Encerrada a 26ª Conferência das Nações Unidas sobre Mudança do Clima (COP26), fica a pergunta: o mundo está mais perto de lidar com a emergência climática? Seria fácil responder que sim. No entanto, os resultados da COP26 ainda são insuficientes para garantir as metas do Acordo de Paris, adotado em 2015. Na ocasião, ficou estabelecido que todos os países aumentariam os esforços para limitar o aquecimento global a 1,5 °C acima das temperaturas da era pré-industrial e se comprometeriam a ampliar o financiamento para prevenir e combater os efeitos das mudanças climáticas.
Um recente estudo publicado na Nature integra impactos climáticos à economia global e demonstra que as perdas e danos são inevitáveis. Os países africanos, por exemplo, já gastam 10% de seu PIB para mitigar eventos climáticos extremos. As altas emissões de gases de efeito estufa, que se acumulam desde o início do século, ultrapassam muito o limite proposto para frear aquecimento global. A boa notícia trazida pela pesquisa é que esse cenário pode ser corrigido, desde que sejam direcionados investimentos em tecnologias de emissões negativas antes do final do século.
Esse modelo é conhecido como overshoot, o “caminho da ultrapassagem”, e contrasta com a via net-zero, baseada na mitigação e adaptação onde as reduções de emissões são mais imediatas e as temperaturas ficam abaixo das metas globais de temperatura ao longo do século.
Todos os caminhos buscam como resultado uma transição para um modelo de desenvolvimento baseado numa economia de baixo carbono, mas no overshoot as opções concentram-se em adotar medidas de altíssimo investimento e grande repercussão no curto prazo, ou distribuir ao longo do tempo investimentos que possam gerar, no longo prazo, um maior número de impactos positivos. Ou ainda um caminho totalmente baseado em tecnologias de remoção em escala global, de modo a se reduzir as concentrações atmosféricas de carbono um pouco agora e um pouco no futuro, mas removendo muito ao longo do tempo. Essa opção, em especial, resultaria em um aumento de temperatura muito além dos limites de Paris, para posteriormente diminuí-la, removendo altas quantidades de CO2 da atmosfera. O ponto-chave é que quanto mais tempo em uma rota de overshoot, maior será o custo do investimento.
Eventos climáticos extremos, como secas e enchentes, serão cada vez mais frequentes: uma criança nascida em 2020 deve enfrentar sete vezes mais ondas de calor extremo ao longo da vida em comparação a alguém que nasceu em 1960, como discutido em estudo publicado na revista Science. Por isso, é fundamental que todos os países cumpram o estabelecido no Pacto de Glasgow, aumentando globalmente a ambição climática e efetivamente destinando US$ 100 bilhões/ano, totalizando US$ 500 bilhões em 2025, em financiamento climático aos países mais vulneráveis, o que vem sendo postergado desde Paris.
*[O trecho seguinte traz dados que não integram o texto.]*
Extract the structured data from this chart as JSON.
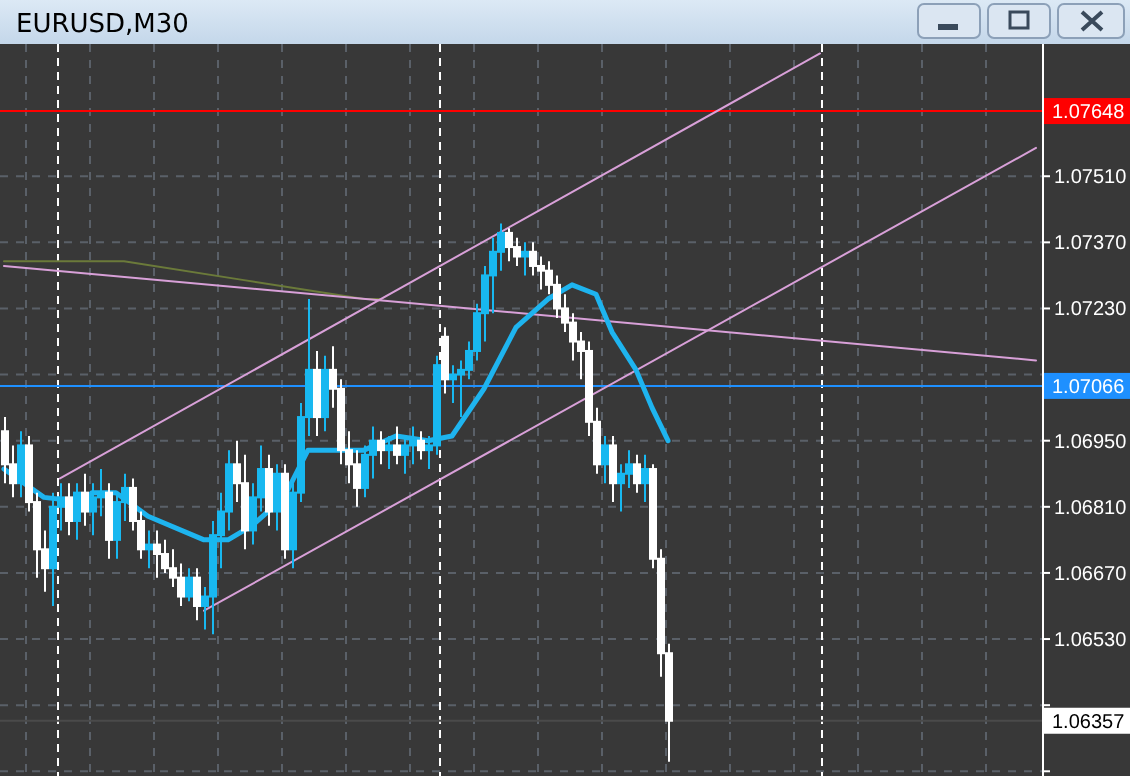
{
  "chart_data": {
    "type": "candlestick",
    "title": "EURUSD,M30",
    "categories": [
      null,
      null,
      null,
      null,
      null,
      null,
      null,
      null,
      null,
      null,
      null,
      null,
      null,
      null,
      null,
      null,
      null,
      null,
      null,
      null,
      null,
      null,
      null,
      null,
      null,
      null,
      null,
      null,
      null,
      null,
      null,
      null,
      null,
      null,
      null,
      null,
      null,
      null,
      null,
      null,
      null,
      null,
      null,
      null,
      null,
      null,
      null,
      null,
      null,
      null,
      null,
      null,
      null,
      null,
      null,
      null,
      null,
      null,
      null,
      null,
      null,
      null,
      null,
      null,
      null,
      null,
      null,
      null,
      null,
      null,
      null,
      null,
      null,
      null,
      null,
      null,
      null,
      null,
      null,
      null,
      null,
      null,
      null,
      null,
      null,
      null,
      null,
      null,
      null,
      null,
      null,
      null,
      null,
      null,
      null,
      null,
      null,
      null,
      null,
      null,
      null,
      null,
      null,
      null,
      null,
      null,
      null,
      null,
      null,
      null,
      null,
      null,
      null,
      null,
      null,
      null,
      null,
      null,
      null,
      null,
      null,
      null,
      null,
      null,
      null,
      null,
      null,
      null,
      null,
      null
    ],
    "ohlc": [
      [
        1.0697,
        1.07,
        1.0686,
        1.069
      ],
      [
        1.069,
        1.0694,
        1.0683,
        1.0686
      ],
      [
        1.0686,
        1.0697,
        1.0683,
        1.0694
      ],
      [
        1.0694,
        1.0696,
        1.068,
        1.0682
      ],
      [
        1.0682,
        1.0684,
        1.0666,
        1.0672
      ],
      [
        1.0672,
        1.0676,
        1.0663,
        1.0668
      ],
      [
        1.0668,
        1.0684,
        1.066,
        1.0681
      ],
      [
        1.0681,
        1.0686,
        1.0676,
        1.0683
      ],
      [
        1.0683,
        1.0686,
        1.0675,
        1.0678
      ],
      [
        1.0678,
        1.0686,
        1.0674,
        1.0684
      ],
      [
        1.0684,
        1.0688,
        1.0677,
        1.068
      ],
      [
        1.068,
        1.0686,
        1.0675,
        1.0683
      ],
      [
        1.0683,
        1.0689,
        1.0679,
        1.0684
      ],
      [
        1.0684,
        1.0686,
        1.067,
        1.0674
      ],
      [
        1.0674,
        1.0684,
        1.067,
        1.0682
      ],
      [
        1.0682,
        1.0688,
        1.0678,
        1.0685
      ],
      [
        1.0685,
        1.0687,
        1.0676,
        1.0678
      ],
      [
        1.0678,
        1.068,
        1.067,
        1.0672
      ],
      [
        1.0672,
        1.0676,
        1.0668,
        1.0673
      ],
      [
        1.0673,
        1.0676,
        1.0666,
        1.0671
      ],
      [
        1.0671,
        1.0674,
        1.0667,
        1.0668
      ],
      [
        1.0668,
        1.0672,
        1.0664,
        1.0666
      ],
      [
        1.0666,
        1.0669,
        1.066,
        1.0662
      ],
      [
        1.0662,
        1.0668,
        1.0661,
        1.0666
      ],
      [
        1.0666,
        1.0668,
        1.0657,
        1.066
      ],
      [
        1.066,
        1.0664,
        1.0655,
        1.0662
      ],
      [
        1.0662,
        1.0678,
        1.0654,
        1.0675
      ],
      [
        1.0675,
        1.0684,
        1.0668,
        1.068
      ],
      [
        1.068,
        1.0693,
        1.0676,
        1.069
      ],
      [
        1.069,
        1.0695,
        1.0682,
        1.0686
      ],
      [
        1.0686,
        1.0692,
        1.0672,
        1.0676
      ],
      [
        1.0676,
        1.0686,
        1.0673,
        1.0683
      ],
      [
        1.0683,
        1.0694,
        1.068,
        1.0689
      ],
      [
        1.0689,
        1.0692,
        1.0677,
        1.068
      ],
      [
        1.068,
        1.069,
        1.0676,
        1.0688
      ],
      [
        1.0688,
        1.069,
        1.067,
        1.0672
      ],
      [
        1.0672,
        1.0686,
        1.0668,
        1.0684
      ],
      [
        1.0684,
        1.0703,
        1.0682,
        1.07
      ],
      [
        1.07,
        1.0725,
        1.0696,
        1.071
      ],
      [
        1.071,
        1.0714,
        1.0696,
        1.07
      ],
      [
        1.07,
        1.0713,
        1.0697,
        1.071
      ],
      [
        1.071,
        1.0715,
        1.0702,
        1.0706
      ],
      [
        1.0706,
        1.0708,
        1.069,
        1.0693
      ],
      [
        1.0693,
        1.0697,
        1.0686,
        1.069
      ],
      [
        1.069,
        1.0693,
        1.0681,
        1.0685
      ],
      [
        1.0685,
        1.0694,
        1.0683,
        1.0692
      ],
      [
        1.0692,
        1.0698,
        1.0687,
        1.0695
      ],
      [
        1.0695,
        1.0697,
        1.069,
        1.0693
      ],
      [
        1.0693,
        1.0696,
        1.0689,
        1.0694
      ],
      [
        1.0694,
        1.0698,
        1.069,
        1.0692
      ],
      [
        1.0692,
        1.0696,
        1.0688,
        1.0694
      ],
      [
        1.0694,
        1.0698,
        1.069,
        1.0695
      ],
      [
        1.0695,
        1.0697,
        1.0691,
        1.0693
      ],
      [
        1.0693,
        1.0696,
        1.0689,
        1.0694
      ],
      [
        1.0694,
        1.0713,
        1.0692,
        1.0711
      ],
      [
        1.0717,
        1.0719,
        1.0705,
        1.0708
      ],
      [
        1.0708,
        1.0711,
        1.0703,
        1.0709
      ],
      [
        1.0709,
        1.0712,
        1.07,
        1.071
      ],
      [
        1.071,
        1.0716,
        1.0708,
        1.0714
      ],
      [
        1.0714,
        1.0724,
        1.0712,
        1.0722
      ],
      [
        1.0722,
        1.0732,
        1.0716,
        1.073
      ],
      [
        1.073,
        1.0738,
        1.0722,
        1.0735
      ],
      [
        1.0735,
        1.0741,
        1.0731,
        1.0739
      ],
      [
        1.0739,
        1.074,
        1.0733,
        1.0736
      ],
      [
        1.0736,
        1.0738,
        1.0732,
        1.0734
      ],
      [
        1.0734,
        1.0737,
        1.073,
        1.0735
      ],
      [
        1.0735,
        1.0737,
        1.073,
        1.0732
      ],
      [
        1.0732,
        1.0734,
        1.0727,
        1.0731
      ],
      [
        1.0731,
        1.0733,
        1.0726,
        1.0728
      ],
      [
        1.0728,
        1.073,
        1.0721,
        1.0723
      ],
      [
        1.0723,
        1.0726,
        1.0718,
        1.072
      ],
      [
        1.072,
        1.0722,
        1.0712,
        1.0716
      ],
      [
        1.0716,
        1.0718,
        1.0708,
        1.0714
      ],
      [
        1.0714,
        1.0716,
        1.0696,
        1.0699
      ],
      [
        1.0699,
        1.0702,
        1.0688,
        1.069
      ],
      [
        1.069,
        1.0696,
        1.0686,
        1.0694
      ],
      [
        1.0694,
        1.0696,
        1.0682,
        1.0686
      ],
      [
        1.0686,
        1.069,
        1.068,
        1.0688
      ],
      [
        1.0688,
        1.0693,
        1.0685,
        1.069
      ],
      [
        1.069,
        1.0692,
        1.0684,
        1.0686
      ],
      [
        1.0686,
        1.0692,
        1.0682,
        1.0689
      ],
      [
        1.0689,
        1.069,
        1.0668,
        1.067
      ],
      [
        1.067,
        1.0672,
        1.0645,
        1.065
      ],
      [
        1.065,
        1.0652,
        1.0627,
        1.06357
      ],
      null,
      null,
      null,
      null,
      null,
      null,
      null,
      null,
      null,
      null,
      null,
      null,
      null,
      null,
      null,
      null,
      null,
      null,
      null,
      null,
      null,
      null,
      null,
      null,
      null,
      null,
      null,
      null,
      null,
      null,
      null,
      null,
      null,
      null,
      null,
      null,
      null,
      null,
      null,
      null,
      null,
      null,
      null,
      null,
      null,
      null
    ],
    "series": [
      {
        "type": "line",
        "color": "#6b7a3a",
        "values": [
          1.0733,
          null,
          null,
          null,
          null,
          null,
          null,
          null,
          null,
          null,
          null,
          null,
          null,
          null,
          null,
          1.0733,
          null,
          null,
          null,
          null,
          null,
          null,
          null,
          null,
          null,
          null,
          null,
          null,
          null,
          null,
          1.0729,
          null,
          null,
          null,
          null,
          null,
          null,
          null,
          null,
          null,
          null,
          null,
          null,
          null,
          null,
          1.0725,
          null,
          1.0725,
          null,
          null,
          null,
          null,
          null,
          null,
          null,
          null,
          null,
          null,
          null,
          null,
          null,
          null,
          null,
          null,
          null,
          null,
          null,
          null,
          null,
          null,
          null,
          null,
          null,
          null,
          null,
          null,
          null,
          null,
          null,
          null,
          null,
          null,
          null,
          null,
          null,
          null,
          null,
          null,
          null,
          null,
          null,
          null,
          null,
          null,
          null,
          null,
          null,
          null,
          null,
          null,
          null,
          null,
          null,
          null,
          null,
          null,
          null,
          null,
          null,
          null,
          null,
          null,
          null,
          null,
          null,
          null,
          null,
          null,
          null,
          null,
          null,
          null,
          null,
          null,
          null,
          null,
          null,
          null,
          null,
          null
        ]
      },
      {
        "type": "line",
        "color": "#d8a0d8",
        "values": [
          1.0732,
          null,
          null,
          null,
          null,
          null,
          null,
          null,
          null,
          null,
          null,
          null,
          null,
          null,
          null,
          null,
          null,
          null,
          null,
          null,
          null,
          null,
          null,
          null,
          null,
          null,
          null,
          null,
          null,
          null,
          null,
          null,
          null,
          null,
          null,
          null,
          null,
          null,
          null,
          null,
          null,
          null,
          null,
          null,
          null,
          null,
          null,
          null,
          null,
          null,
          null,
          null,
          null,
          null,
          null,
          null,
          null,
          null,
          null,
          null,
          null,
          null,
          null,
          null,
          null,
          null,
          null,
          null,
          null,
          null,
          null,
          null,
          null,
          null,
          null,
          null,
          null,
          null,
          null,
          null,
          null,
          null,
          null,
          null,
          null,
          null,
          null,
          null,
          null,
          null,
          null,
          null,
          null,
          null,
          null,
          null,
          null,
          null,
          null,
          null,
          null,
          null,
          null,
          null,
          null,
          null,
          null,
          null,
          null,
          null,
          null,
          null,
          null,
          null,
          null,
          null,
          null,
          null,
          null,
          null,
          null,
          null,
          null,
          null,
          null,
          null,
          null,
          null,
          null,
          1.0712
        ]
      },
      {
        "type": "line",
        "color": "#d8a0d8",
        "values": [
          null,
          null,
          null,
          null,
          null,
          null,
          null,
          1.0687,
          null,
          null,
          null,
          null,
          null,
          null,
          null,
          null,
          null,
          null,
          null,
          null,
          null,
          null,
          null,
          null,
          null,
          null,
          null,
          null,
          null,
          null,
          null,
          null,
          null,
          null,
          null,
          null,
          null,
          null,
          null,
          null,
          null,
          null,
          null,
          null,
          null,
          null,
          null,
          null,
          null,
          null,
          null,
          null,
          null,
          null,
          null,
          null,
          null,
          null,
          null,
          null,
          null,
          null,
          null,
          null,
          null,
          null,
          null,
          null,
          null,
          null,
          null,
          null,
          null,
          null,
          null,
          null,
          null,
          null,
          null,
          null,
          null,
          null,
          null,
          null,
          null,
          null,
          null,
          null,
          null,
          null,
          null,
          null,
          null,
          null,
          null,
          null,
          null,
          null,
          null,
          null,
          null,
          null,
          1.0777,
          null,
          null,
          null,
          null,
          null,
          null,
          null,
          null,
          null,
          null,
          null,
          null,
          null,
          null,
          null,
          null,
          null,
          null,
          null,
          null,
          null,
          null,
          null,
          null,
          null,
          null,
          null
        ]
      },
      {
        "type": "line",
        "color": "#d8a0d8",
        "values": [
          null,
          null,
          null,
          null,
          null,
          null,
          null,
          null,
          null,
          null,
          null,
          null,
          null,
          null,
          null,
          null,
          null,
          null,
          null,
          null,
          null,
          null,
          null,
          null,
          null,
          1.0659,
          null,
          null,
          null,
          null,
          null,
          null,
          null,
          null,
          null,
          null,
          null,
          null,
          null,
          null,
          null,
          null,
          null,
          null,
          null,
          null,
          null,
          null,
          null,
          null,
          null,
          null,
          null,
          null,
          null,
          null,
          null,
          null,
          null,
          null,
          null,
          null,
          null,
          null,
          null,
          null,
          null,
          null,
          null,
          null,
          null,
          null,
          null,
          null,
          null,
          null,
          null,
          null,
          null,
          null,
          null,
          null,
          null,
          null,
          null,
          null,
          null,
          null,
          null,
          null,
          null,
          null,
          null,
          null,
          null,
          null,
          null,
          null,
          null,
          null,
          null,
          null,
          null,
          null,
          null,
          null,
          null,
          null,
          null,
          null,
          null,
          null,
          null,
          null,
          null,
          null,
          null,
          null,
          null,
          null,
          null,
          null,
          null,
          null,
          null,
          null,
          null,
          null,
          null,
          1.0757
        ]
      },
      {
        "type": "line",
        "color": "#1eb4ef",
        "values": [
          1.0689,
          null,
          null,
          null,
          null,
          1.0683,
          null,
          null,
          null,
          null,
          1.0682,
          1.0684,
          null,
          null,
          1.0684,
          null,
          null,
          null,
          1.0679,
          null,
          null,
          null,
          null,
          null,
          null,
          1.0674,
          null,
          null,
          1.0674,
          null,
          null,
          1.0677,
          null,
          null,
          null,
          1.0683,
          null,
          null,
          1.0693,
          null,
          null,
          1.0693,
          null,
          null,
          null,
          1.0693,
          null,
          null,
          null,
          1.0696,
          null,
          null,
          null,
          1.0695,
          null,
          null,
          1.0696,
          null,
          null,
          null,
          1.0706,
          null,
          null,
          null,
          1.0719,
          null,
          null,
          null,
          1.0725,
          null,
          null,
          1.0728,
          null,
          null,
          1.0726,
          null,
          1.0718,
          null,
          null,
          1.071,
          null,
          1.0702,
          null,
          1.0695,
          null,
          null,
          null,
          null,
          null,
          null,
          null,
          null,
          null,
          null,
          null,
          null,
          null,
          null,
          null,
          null,
          null,
          null,
          null,
          null,
          null,
          null,
          null,
          null,
          null,
          null,
          null,
          null,
          null,
          null,
          null,
          null,
          null,
          null,
          null,
          null,
          null,
          null,
          null,
          null,
          null,
          null,
          null,
          null,
          null,
          null
        ]
      }
    ],
    "ylim": [
      1.0624,
      1.0779
    ],
    "yticks": [
      {
        "value": 1.0625,
        "label": null
      },
      {
        "value": 1.0639,
        "label": null
      },
      {
        "value": 1.0653,
        "label": "1.06530"
      },
      {
        "value": 1.0667,
        "label": "1.06670"
      },
      {
        "value": 1.0681,
        "label": "1.06810"
      },
      {
        "value": 1.0695,
        "label": "1.06950"
      },
      {
        "value": 1.0709,
        "label": null
      },
      {
        "value": 1.0723,
        "label": "1.07230"
      },
      {
        "value": 1.0737,
        "label": "1.07370"
      },
      {
        "value": 1.0751,
        "label": "1.07510"
      }
    ],
    "ref_lines": [
      {
        "axis": "y",
        "value": 1.07648,
        "label": "1.07648",
        "color": "#ff0000"
      },
      {
        "axis": "y",
        "value": 1.07066,
        "label": "1.07066",
        "color": "#1e90ff"
      },
      {
        "axis": "y",
        "value": 1.06357,
        "label": "1.06357",
        "color": "#4a4a4a"
      }
    ],
    "grid": true,
    "tick_labels": "y",
    "marker": "none",
    "line_style": "solid"
  }
}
O resultado de uma Conferência do Clima é como um grande quebra-cabeça, cada peça traz uma contribuição para a construção do resultado final. Um dos principais objetivos da COP26 era concluir a definição das regras que irão orientar a etapa de implementação do Acordo de Paris. Depois de anos de negociações difíceis, Glasgow alcançou importantes consensos para os países relatarem as reduções de emissões de forma transparente e usarem compensações de carbono para cumprir suas metas climáticas. O fechamento do chamado “Livro de Regras” é fundamental para monitorar se os países estão realmente apresentando progresso em relação aos compromissos assumidos.
Avanços para conter o maior vilão da agenda climática também estão entre os resultados. O Pacto de Glasgow exige que os países eliminem gradualmente os subsídios aos combustíveis fósseis e diminuam o uso do carvão. Não há metas, mas há um caminho traçado para a descarbonização das grandes economias. Outros compromissos que são importantes peças na conclusão do quebra-cabeça de Glasgow são a aprovação das regras para o mercado de carbono ou mesmo a discussão sobre as oportunidades do carbono azul, gerado nos oceanos.
Talvez um dos avanços mais importantes dessa conferência climática tenha sido o foco nas chamadas Soluções Baseadas na Natureza (SBN) e no papel vital dos povos indígenas e das comunidades locais. O Pacto de Glasgow concorda em respeitar os direitos dos povos originários e reconhece seu papel central no enfrentamento ao cenário de emergência climática que vivemos. Esse foi apenas um primeiro e pequeno passo, há muito trabalho a ser feito para garantir os direitos desses grupos à terra e estabelecer como essa terra pode ser usada.
O sucesso ou o fracasso da COP26 dependerá de como os líderes mundiais irão cumprir os compromissos estabelecidos. O trabalho que temos pela frente se baseia na energia coletiva, de seguir pressionando e contribuindo na construção de soluções, para passar das palavras à ação.